Les yeux de Creed se remplirent de larmes alors qu'il lui rendait son sourire, avant de rire brièvement.

"Qu'est-ce qu'on va faire de toi ?" demanda-t-il. "Je peux pas te laisser sans surveillance une minute, hein ?"

Elle secoua la tête.

"Hé mec, j'ai résolu l'affaire," répondit-elle.

"Mais à quel prix ?"

"Un bras et une jambe."

Puis le sourire de Ross s'estompa et elle ferma les yeux. Elle resserra son étreinte sur la main de Creed et pencha sa joue dans sa direction.

"Je suis tellement fier de toi," murmura-t-il en serrant légèrement la main en retour.

"J'espère bien. Tu peux être sûr que t'en entendras parler jusqu'à la fin des temps."


L'Assistante Directeur Merlo et le Directeur Holman étaient assis en silence dans le bureau du second et récupéraient après une audition par les Affaires Internes. Des doigts avaient pointé. Des noms traînés dans la boue. Mais en fin de compte, il semblait que tous deux fussent tirés d'affaire. Pour le moment, du moins. Davantage d'auditions et d'enquêtes étaient prévues pour un futur proche.

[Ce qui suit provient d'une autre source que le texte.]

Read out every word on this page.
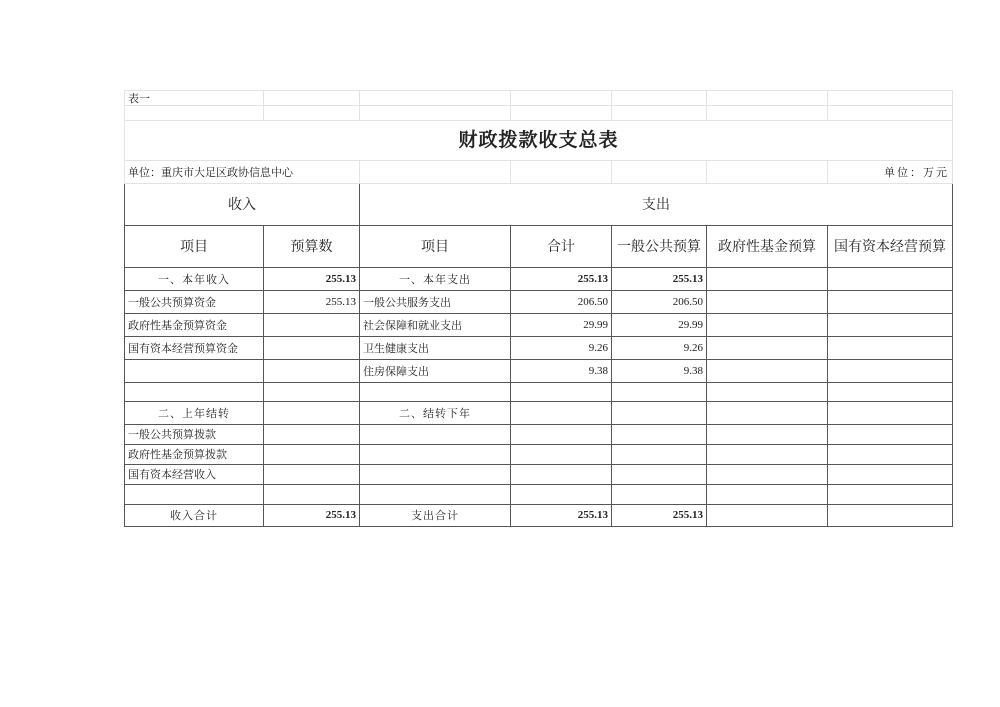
表一						

财政拨款收支总表						
单位：重庆市大足区政协信息中心						单位：万元
收入		支出				
项目	预算数	项目	合计	一般公共预算	政府性基金预算	国有资本经营预算
一、本年收入	255.13	一、本年支出	255.13	255.13		
一般公共预算资金	255.13	一般公共服务支出	206.50	206.50		
政府性基金预算资金		社会保障和就业支出	29.99	29.99		
国有资本经营预算资金		卫生健康支出	9.26	9.26		
		住房保障支出	9.38	9.38		

二、上年结转		二、结转下年				
一般公共预算拨款						
政府性基金预算拨款						
国有资本经营收入						

收入合计	255.13	支出合计	255.13	255.13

"Ça aurait pu être bien pire, Ed," dit Merlo. "On a eu de la chance que Ross ait réussi à arriver à la racine du problème quand elle s'y est confrontée."

"Nous avons fait fondre la partie émergée de l'iceberg et n'avons désormais aucune idée d'où le reste de la glace est partie, Sasha," soupira Holman. "La Dre Morgan a eu besoin d'une très grande quantité d'aide pour arriver aussi loin sans être remarquée, et jusqu'à maintenant, personne n'a refait surface. Je n'aime pas l'idée que ce genre de questions en suspens soient laissées se métastaser tranquillement."

"Je ne l'aime pas non plus," répondit Merlo, "mais il n'y a plus rien que l'on puisse faire maintenant à part rester vigilants. Ils ne peuvent pas couvrir leurs traces pour toujours, et maintenant ils sont dispersés et sans chef. Un jour, l'un d'entre eux va commettre une erreur de nouveau. Avec un peu de chance, nous serons mieux préparés pour les éliminer quand ça arrivera."

Holman acquiesça.

"Depuis quand es-tu si optimiste ?" demanda-t-il.

"Depuis quand es-tu si déprimant ?" répondit-elle avec un sourire. Puis elle soupira, se leva et récupéra une pile de paperasses en se dirigeant en direction de la porte. "Tu penses que si elles savaient la quantité de travail qu'elles créent de notre côté, les FIM seraient un peu plus prudentes ?"

"Cela t'a-t-il déjà arrêté lorsque tu dirigeais Gamma-13 ?" répondit Holman avec un rictus de son cru.

"Touché." dit Merlo en gloussant. "Je suppose que le karma m'a enfin rattrapé."